Jan. 11 (Bloomberg) -- Honda Motor Co., Japan’s second-largest carmaker by market value, said it will eliminate as many as 800 jobs in the U.K. this year as the European auto market may shrink for the sixth year in a row.
The manufacturer will start talks with labor representatives for the cutbacks, which it plans to implement by about the second quarter, Tokyo-based Honda said today in an e-mailed statement. The company’s plant in Swindon, England, has a workforce of 3,500 people, said Fiona Cole, a spokeswoman.
“These conditions of sustained low industry demand require us to take difficult decisions,” Ken Keir, executive vice president of Honda Motor Europe, said in the statement. “We are setting the business constitution at the right level to ensure long-term stability and security.”
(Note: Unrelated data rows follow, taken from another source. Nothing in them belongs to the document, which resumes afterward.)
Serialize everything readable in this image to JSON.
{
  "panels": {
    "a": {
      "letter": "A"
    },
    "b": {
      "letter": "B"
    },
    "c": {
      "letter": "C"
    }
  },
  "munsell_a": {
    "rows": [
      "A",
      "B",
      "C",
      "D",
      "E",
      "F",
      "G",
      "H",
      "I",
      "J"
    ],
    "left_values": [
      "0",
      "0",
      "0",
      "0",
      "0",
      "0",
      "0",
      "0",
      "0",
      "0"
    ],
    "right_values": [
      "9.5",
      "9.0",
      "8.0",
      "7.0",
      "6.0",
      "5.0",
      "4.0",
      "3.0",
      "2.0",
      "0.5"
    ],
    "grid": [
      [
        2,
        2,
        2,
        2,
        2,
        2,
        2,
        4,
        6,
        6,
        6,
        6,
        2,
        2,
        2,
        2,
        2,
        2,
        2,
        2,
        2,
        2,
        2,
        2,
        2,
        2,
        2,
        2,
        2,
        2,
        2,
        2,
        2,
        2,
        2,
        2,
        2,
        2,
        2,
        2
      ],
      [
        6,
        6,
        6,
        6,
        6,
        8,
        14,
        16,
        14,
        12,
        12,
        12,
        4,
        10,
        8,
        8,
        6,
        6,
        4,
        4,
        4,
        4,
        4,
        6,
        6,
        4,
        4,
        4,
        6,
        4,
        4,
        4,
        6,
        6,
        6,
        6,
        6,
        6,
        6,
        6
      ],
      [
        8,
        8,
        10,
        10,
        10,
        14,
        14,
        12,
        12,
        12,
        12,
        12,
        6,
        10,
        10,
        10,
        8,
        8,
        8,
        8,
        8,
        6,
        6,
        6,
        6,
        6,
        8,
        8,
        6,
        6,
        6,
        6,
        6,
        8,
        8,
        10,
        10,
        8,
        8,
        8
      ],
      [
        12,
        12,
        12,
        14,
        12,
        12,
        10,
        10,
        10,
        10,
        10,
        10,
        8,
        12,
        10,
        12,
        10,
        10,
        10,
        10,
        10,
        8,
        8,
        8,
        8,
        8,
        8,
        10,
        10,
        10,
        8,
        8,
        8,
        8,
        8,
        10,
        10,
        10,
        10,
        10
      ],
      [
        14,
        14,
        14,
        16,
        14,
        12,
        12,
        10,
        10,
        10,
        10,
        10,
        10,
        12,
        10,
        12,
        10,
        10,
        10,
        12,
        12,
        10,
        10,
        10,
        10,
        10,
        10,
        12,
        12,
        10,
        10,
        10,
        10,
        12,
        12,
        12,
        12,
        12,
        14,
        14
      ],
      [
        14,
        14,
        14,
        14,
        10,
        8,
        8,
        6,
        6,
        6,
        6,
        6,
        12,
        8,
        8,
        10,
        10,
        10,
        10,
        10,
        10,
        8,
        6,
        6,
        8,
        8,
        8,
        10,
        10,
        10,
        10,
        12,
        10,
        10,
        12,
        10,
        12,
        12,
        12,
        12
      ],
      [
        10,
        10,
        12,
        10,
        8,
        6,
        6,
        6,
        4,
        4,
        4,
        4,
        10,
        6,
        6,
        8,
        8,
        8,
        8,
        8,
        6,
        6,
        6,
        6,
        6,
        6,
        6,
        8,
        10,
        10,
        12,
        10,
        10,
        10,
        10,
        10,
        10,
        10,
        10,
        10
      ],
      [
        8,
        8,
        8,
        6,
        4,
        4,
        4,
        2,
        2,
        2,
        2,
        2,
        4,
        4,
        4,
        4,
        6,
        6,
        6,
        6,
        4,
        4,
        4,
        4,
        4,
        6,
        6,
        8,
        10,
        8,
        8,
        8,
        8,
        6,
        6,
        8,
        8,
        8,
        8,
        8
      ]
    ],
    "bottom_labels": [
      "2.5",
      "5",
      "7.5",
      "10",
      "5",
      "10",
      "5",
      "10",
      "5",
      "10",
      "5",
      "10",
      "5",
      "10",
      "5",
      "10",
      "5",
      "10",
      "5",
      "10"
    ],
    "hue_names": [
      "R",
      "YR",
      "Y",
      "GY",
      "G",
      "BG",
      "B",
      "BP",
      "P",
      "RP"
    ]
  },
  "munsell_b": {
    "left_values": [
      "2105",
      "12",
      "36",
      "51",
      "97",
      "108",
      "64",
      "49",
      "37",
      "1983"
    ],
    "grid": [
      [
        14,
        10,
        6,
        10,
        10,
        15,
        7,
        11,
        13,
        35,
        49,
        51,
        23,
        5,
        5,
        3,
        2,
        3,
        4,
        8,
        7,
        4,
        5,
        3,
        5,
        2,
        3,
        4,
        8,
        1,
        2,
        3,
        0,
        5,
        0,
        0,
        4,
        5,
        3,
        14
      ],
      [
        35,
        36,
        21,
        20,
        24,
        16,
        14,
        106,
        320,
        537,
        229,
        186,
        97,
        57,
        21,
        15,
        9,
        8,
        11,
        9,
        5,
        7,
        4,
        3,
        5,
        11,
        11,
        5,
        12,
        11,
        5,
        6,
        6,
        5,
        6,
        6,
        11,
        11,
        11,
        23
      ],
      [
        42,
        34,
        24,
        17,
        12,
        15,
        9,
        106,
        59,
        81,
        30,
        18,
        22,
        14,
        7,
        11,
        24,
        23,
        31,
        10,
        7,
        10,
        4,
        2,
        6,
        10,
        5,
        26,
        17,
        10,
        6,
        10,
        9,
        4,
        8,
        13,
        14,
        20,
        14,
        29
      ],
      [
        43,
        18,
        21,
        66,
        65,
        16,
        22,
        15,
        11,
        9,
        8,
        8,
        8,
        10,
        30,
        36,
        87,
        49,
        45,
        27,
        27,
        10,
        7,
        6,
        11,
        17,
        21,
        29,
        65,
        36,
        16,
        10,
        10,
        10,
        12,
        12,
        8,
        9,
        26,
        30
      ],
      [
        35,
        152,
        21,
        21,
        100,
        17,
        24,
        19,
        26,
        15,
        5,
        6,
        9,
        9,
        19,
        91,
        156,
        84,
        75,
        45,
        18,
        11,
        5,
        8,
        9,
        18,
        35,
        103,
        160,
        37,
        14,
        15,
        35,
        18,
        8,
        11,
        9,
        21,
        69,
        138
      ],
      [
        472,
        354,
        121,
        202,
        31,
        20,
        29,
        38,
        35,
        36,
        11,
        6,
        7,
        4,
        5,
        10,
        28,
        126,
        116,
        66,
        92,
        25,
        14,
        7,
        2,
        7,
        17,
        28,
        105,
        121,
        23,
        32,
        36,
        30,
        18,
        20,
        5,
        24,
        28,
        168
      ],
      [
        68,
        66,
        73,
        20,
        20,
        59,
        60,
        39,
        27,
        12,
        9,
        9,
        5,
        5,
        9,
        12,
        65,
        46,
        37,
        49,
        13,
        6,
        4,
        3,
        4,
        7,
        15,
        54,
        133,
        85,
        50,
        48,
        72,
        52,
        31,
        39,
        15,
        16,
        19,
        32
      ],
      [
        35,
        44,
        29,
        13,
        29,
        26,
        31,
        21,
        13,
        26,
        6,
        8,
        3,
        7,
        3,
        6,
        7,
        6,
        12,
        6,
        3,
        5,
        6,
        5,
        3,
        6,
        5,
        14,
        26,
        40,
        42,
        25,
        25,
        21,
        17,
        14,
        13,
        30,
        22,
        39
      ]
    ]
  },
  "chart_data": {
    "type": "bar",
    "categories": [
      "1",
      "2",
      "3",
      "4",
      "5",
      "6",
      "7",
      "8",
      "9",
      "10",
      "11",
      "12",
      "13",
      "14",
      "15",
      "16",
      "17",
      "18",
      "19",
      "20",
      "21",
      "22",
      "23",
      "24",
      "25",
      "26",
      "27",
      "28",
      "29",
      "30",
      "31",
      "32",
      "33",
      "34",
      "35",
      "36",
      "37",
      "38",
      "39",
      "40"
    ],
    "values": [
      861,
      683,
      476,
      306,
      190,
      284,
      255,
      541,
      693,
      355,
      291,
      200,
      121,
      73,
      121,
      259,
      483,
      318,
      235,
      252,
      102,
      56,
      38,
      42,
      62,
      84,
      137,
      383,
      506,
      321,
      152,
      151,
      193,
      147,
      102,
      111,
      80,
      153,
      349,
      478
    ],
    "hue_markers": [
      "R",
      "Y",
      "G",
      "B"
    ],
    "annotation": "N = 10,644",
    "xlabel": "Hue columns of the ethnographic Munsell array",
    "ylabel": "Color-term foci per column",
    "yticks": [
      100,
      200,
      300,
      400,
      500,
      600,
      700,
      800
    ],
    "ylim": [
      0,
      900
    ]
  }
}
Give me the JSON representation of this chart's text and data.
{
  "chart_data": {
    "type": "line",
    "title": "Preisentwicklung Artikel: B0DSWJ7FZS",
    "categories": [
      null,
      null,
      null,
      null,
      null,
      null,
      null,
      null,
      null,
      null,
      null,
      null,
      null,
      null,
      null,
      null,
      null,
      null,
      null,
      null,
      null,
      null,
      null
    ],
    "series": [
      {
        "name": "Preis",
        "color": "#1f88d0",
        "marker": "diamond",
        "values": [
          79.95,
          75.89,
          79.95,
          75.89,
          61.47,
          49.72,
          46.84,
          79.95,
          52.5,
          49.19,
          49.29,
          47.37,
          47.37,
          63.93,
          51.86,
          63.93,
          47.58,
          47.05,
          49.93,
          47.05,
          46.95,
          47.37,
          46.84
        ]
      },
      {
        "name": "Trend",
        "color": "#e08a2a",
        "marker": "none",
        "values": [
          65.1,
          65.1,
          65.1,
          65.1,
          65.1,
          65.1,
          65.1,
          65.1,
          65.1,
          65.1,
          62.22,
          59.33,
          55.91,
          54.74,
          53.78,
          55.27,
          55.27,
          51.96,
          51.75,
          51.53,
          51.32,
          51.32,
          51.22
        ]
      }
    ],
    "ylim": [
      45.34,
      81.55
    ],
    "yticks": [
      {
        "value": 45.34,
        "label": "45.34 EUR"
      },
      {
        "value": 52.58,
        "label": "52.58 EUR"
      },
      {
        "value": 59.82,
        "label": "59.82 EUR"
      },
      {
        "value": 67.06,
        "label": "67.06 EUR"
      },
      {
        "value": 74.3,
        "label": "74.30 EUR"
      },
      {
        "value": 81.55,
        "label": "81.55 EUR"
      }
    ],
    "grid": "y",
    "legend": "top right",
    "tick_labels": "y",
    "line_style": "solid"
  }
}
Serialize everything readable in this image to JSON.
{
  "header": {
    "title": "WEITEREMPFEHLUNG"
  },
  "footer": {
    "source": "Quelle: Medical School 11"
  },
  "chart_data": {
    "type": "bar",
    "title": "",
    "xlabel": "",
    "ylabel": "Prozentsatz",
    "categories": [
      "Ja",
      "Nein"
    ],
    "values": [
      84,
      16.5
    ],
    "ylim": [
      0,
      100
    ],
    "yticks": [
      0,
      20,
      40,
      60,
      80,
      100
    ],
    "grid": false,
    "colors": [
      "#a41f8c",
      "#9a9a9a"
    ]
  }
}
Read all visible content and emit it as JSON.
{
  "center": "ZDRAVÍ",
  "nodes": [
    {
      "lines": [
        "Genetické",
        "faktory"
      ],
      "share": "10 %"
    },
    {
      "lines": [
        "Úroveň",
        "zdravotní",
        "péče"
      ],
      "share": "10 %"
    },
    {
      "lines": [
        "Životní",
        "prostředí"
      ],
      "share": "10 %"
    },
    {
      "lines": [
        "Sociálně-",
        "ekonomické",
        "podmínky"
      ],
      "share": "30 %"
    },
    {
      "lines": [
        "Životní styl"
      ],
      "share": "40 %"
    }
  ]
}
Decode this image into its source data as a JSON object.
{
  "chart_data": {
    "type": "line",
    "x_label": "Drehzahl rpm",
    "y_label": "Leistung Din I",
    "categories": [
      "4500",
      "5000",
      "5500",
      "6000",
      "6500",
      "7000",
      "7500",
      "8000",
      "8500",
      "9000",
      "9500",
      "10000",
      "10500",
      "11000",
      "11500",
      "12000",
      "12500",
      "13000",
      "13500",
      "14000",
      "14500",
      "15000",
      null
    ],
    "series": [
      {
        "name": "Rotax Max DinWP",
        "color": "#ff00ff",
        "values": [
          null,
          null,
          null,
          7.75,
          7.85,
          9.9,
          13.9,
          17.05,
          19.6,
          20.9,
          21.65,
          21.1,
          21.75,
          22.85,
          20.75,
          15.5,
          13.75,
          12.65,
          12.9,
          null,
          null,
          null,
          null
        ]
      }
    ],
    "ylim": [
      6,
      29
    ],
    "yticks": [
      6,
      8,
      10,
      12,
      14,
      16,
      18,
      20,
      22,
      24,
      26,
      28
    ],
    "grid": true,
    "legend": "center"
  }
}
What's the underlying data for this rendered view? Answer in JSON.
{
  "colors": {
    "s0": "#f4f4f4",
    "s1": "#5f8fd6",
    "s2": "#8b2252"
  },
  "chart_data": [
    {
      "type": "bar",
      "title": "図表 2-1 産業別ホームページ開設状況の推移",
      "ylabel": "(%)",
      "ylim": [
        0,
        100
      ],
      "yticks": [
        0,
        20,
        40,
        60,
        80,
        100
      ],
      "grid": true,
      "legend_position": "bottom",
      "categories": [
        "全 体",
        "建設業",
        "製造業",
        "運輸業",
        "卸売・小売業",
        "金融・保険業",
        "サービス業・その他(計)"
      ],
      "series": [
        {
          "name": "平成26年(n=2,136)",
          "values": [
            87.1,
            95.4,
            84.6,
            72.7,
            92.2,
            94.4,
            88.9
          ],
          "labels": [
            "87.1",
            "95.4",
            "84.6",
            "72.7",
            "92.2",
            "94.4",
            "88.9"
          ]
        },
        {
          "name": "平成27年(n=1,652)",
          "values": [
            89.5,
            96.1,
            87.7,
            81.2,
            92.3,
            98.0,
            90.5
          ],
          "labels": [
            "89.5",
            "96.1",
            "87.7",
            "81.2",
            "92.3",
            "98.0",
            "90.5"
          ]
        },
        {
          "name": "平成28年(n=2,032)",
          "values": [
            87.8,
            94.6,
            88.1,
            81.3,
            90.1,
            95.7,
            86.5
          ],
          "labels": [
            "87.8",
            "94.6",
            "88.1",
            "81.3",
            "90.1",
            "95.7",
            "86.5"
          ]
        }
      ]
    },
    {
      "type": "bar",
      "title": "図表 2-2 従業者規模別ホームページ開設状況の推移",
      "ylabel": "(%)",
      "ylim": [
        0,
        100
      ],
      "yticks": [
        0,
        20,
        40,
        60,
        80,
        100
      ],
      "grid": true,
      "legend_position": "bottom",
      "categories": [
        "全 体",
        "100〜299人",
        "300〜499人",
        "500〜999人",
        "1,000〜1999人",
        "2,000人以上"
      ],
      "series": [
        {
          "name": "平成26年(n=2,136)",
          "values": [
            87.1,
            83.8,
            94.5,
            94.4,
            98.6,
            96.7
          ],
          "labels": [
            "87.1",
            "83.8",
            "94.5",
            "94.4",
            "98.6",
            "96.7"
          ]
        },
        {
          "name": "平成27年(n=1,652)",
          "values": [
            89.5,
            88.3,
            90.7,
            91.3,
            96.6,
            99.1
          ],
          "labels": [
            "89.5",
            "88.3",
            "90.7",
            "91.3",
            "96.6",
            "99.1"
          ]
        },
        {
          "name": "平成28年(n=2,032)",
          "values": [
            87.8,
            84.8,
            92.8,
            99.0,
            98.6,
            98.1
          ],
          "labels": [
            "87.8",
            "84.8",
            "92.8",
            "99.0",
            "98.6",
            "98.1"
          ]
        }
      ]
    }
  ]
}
Car sales across Europe are declining as unemployment and a recession in the countries using the euro discourage consumers from making large purchases. PSA Peugeot Citroen, Europe’s second-biggest carmaker, forecast on Jan. 9 that the market will shrink by as much as 5 percent this year.
Among Japan’s three biggest carmakers, Honda is the least reliant on Europe, with the region accounting for only about 7 percent of total revenue, compared with about 11 percent at Toyota Motor Corp. and 15 percent at Nissan Motor Co., according to estimates at BNP Paribas SA.
Honda’s 11-month sales in Europe fell 6.2 percent from a year earlier to 131,348 vehicles, propelled by a 15 percent drop in November. That compares with a 7.2 percent industrywide contraction in the period to 11.7 million cars, according to the European Automobile Manufacturers’ Association.